Boxing can be brutal. Sometimes, when a tragedy occurs, it's hard to justify its existence. But men will always fight. That's the way of things. And a fair fight will always mean two guys duking it out. At its best, boxing can have a nobility about it. The Thriller in Manila. The first Corrales v Castillo clash. You'd need a heart of stone to watch that sort of stuff without being truly moved.

I don't see anything like that in mixed martial arts. I don't see how something that embraces kicks, knees, and elbows can constitute a sport. They might as well be tooled up and go at it with bats or hammers.

Friday, 5 January 2007

 

Boxing Rostrum

Welcome to the wonderful world of boxing, the King of sports.
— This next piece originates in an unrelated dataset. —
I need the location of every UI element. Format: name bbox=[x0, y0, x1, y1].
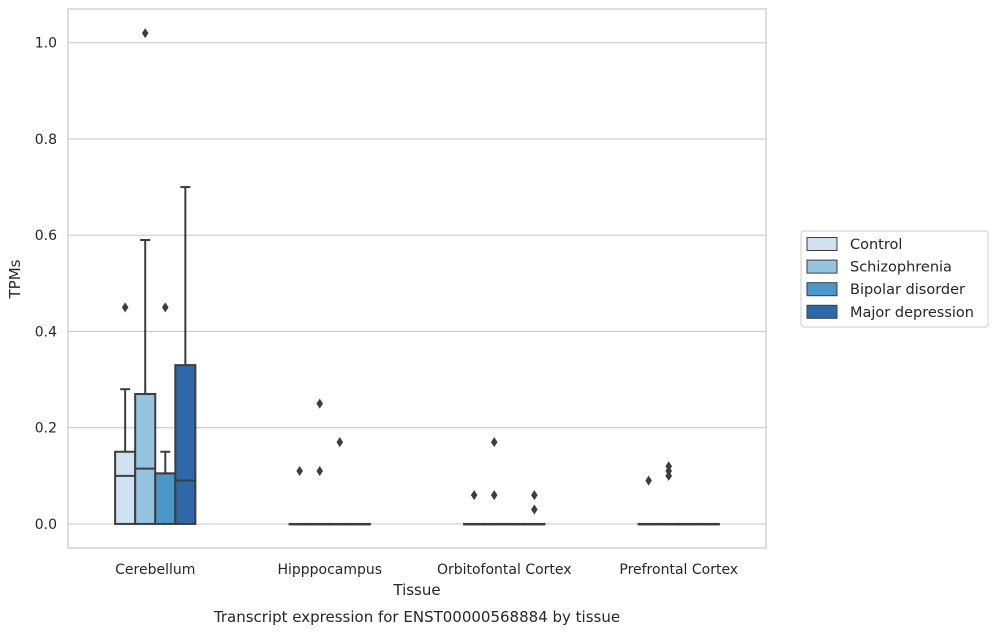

Here you will find observations on all aspects of boxing, past and present. We will be looking at upcoming match-ups, tripping down memory lane, and maybe stirring some controversy here and there. What we won't be doing is stooping to political correctness, or walking on eggshells. This is a straight-talking zone. If things need saying, they'll get said. One reassurance, though. No views on this site will show disrespect to the fighters themselves. When they're up there in that ring, boxers are special people. All of them.